On Wednesday, March 5, the US House of Representatives passed a resolution (HR 951) condemning Palestinian rocket attacks that include a strident defense of recent Israeli tactics in the Gaza Strip. The resolution also condemned Iran and Syria for "sponsoring terror attacks," and demanded that Saudi Arabia publicly condemn Palestinian actions.
The resolution was originally introduced in January, but contains new language including a passage saying that that "those responsible for launching rocket attacks against Israel routinely embed their production facilities and launch sites amongst the Palestinian civilian population, utilizing them as human shields" and "the inadvertent inflicting of civilian casualties as a result of defensive military operations aimed at military targets, while deeply regrettable, is not at all morally equivalent to the deliberate targeting of civilian populations as practiced by Hamas and other Gaza-based terrorist groups."
Although 23 Congressman abstained or voted "present," only one bravely voted no: Rep. Ron Paul.
Below is Rep. Paul’s statement he gave to the House before the vote.
Mr. Speaker: I rise in opposition to H. Res. 951, a resolution to condemn Palestinian rocket attacks on Israeli civilians. As one who is consistently against war and violence, I obviously do not support the firing of rockets indiscriminately into civilian populations. I believe it is appalling that Palestinians are firing rockets that harm innocent Israelis, just as I believe it is appalling that Israel fires missiles into Palestinian areas where children and other non-combatants are killed and injured.
Unfortunately, legislation such as this is more likely to perpetuate violence in the Middle East than contribute to its abatement.
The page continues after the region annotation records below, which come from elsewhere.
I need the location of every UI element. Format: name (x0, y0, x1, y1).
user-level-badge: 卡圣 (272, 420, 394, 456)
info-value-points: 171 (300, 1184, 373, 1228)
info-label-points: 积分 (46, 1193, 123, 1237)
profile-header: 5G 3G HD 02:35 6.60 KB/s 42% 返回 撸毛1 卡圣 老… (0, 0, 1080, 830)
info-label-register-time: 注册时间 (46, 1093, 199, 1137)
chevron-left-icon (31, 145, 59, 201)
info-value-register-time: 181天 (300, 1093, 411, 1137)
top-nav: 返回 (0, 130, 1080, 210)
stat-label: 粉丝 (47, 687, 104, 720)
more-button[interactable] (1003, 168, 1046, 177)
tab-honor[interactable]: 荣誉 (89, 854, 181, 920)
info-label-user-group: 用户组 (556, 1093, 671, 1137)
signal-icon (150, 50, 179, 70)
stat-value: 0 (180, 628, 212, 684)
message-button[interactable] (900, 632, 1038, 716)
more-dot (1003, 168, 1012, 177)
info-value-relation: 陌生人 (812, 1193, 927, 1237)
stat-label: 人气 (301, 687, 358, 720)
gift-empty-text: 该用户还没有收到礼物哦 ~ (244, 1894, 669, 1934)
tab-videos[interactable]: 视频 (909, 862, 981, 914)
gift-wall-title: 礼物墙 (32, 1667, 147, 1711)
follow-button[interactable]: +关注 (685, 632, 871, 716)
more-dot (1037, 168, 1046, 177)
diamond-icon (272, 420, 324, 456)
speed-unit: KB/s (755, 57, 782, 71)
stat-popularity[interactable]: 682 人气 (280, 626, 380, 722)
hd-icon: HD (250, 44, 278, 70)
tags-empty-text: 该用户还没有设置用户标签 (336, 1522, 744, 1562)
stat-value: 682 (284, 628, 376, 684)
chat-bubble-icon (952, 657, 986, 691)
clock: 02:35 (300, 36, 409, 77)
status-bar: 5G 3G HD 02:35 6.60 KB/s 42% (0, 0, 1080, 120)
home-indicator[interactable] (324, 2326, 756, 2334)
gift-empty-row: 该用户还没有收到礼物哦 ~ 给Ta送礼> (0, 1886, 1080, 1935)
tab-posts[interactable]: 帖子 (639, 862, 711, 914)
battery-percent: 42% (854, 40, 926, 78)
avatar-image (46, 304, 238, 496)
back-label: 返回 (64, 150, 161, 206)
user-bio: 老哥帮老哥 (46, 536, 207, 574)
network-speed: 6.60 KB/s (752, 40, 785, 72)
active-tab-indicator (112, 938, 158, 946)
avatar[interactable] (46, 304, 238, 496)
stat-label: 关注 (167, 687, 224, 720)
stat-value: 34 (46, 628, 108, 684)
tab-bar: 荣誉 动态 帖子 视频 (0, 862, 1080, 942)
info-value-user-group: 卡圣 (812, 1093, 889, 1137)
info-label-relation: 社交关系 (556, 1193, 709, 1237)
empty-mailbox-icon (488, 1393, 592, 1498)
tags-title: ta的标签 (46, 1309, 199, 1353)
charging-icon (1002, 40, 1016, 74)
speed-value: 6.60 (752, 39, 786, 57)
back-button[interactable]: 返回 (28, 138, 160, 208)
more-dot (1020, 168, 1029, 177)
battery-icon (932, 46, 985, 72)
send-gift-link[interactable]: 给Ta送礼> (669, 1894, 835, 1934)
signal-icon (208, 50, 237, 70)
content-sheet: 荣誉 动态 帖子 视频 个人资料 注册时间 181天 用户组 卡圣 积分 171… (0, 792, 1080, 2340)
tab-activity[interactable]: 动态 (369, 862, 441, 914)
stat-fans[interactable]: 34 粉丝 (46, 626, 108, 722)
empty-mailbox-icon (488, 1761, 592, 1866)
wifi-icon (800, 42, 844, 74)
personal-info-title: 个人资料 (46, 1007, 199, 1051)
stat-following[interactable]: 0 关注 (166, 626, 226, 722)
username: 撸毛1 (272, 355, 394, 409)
It is our continued involvement and intervention particularly when it appears to be one-sided that reduces the incentive for opposing sides to reach a lasting peace agreement.
Additionally, this bill will continue the march toward war with Iran and Syria, as it contains provocative language targeting these countries. The legislation oversimplifies the Israel/Palestine conflict and the larger unrest in the Middle East by simply pointing the finger at Iran and Syria. This is another piece in a steady series of legislation passed in the House that intensifies enmity between the United States and Iran and Syria. My colleagues will recall that we saw a similar steady stream of provocative legislation against Iraq in the years before the US attack on that country.
I strongly believe that we must cease making proclamations involving conflicts that have nothing to do with the United States. We incur the wrath of those who feel slighted while doing very little to slow or stop the violence.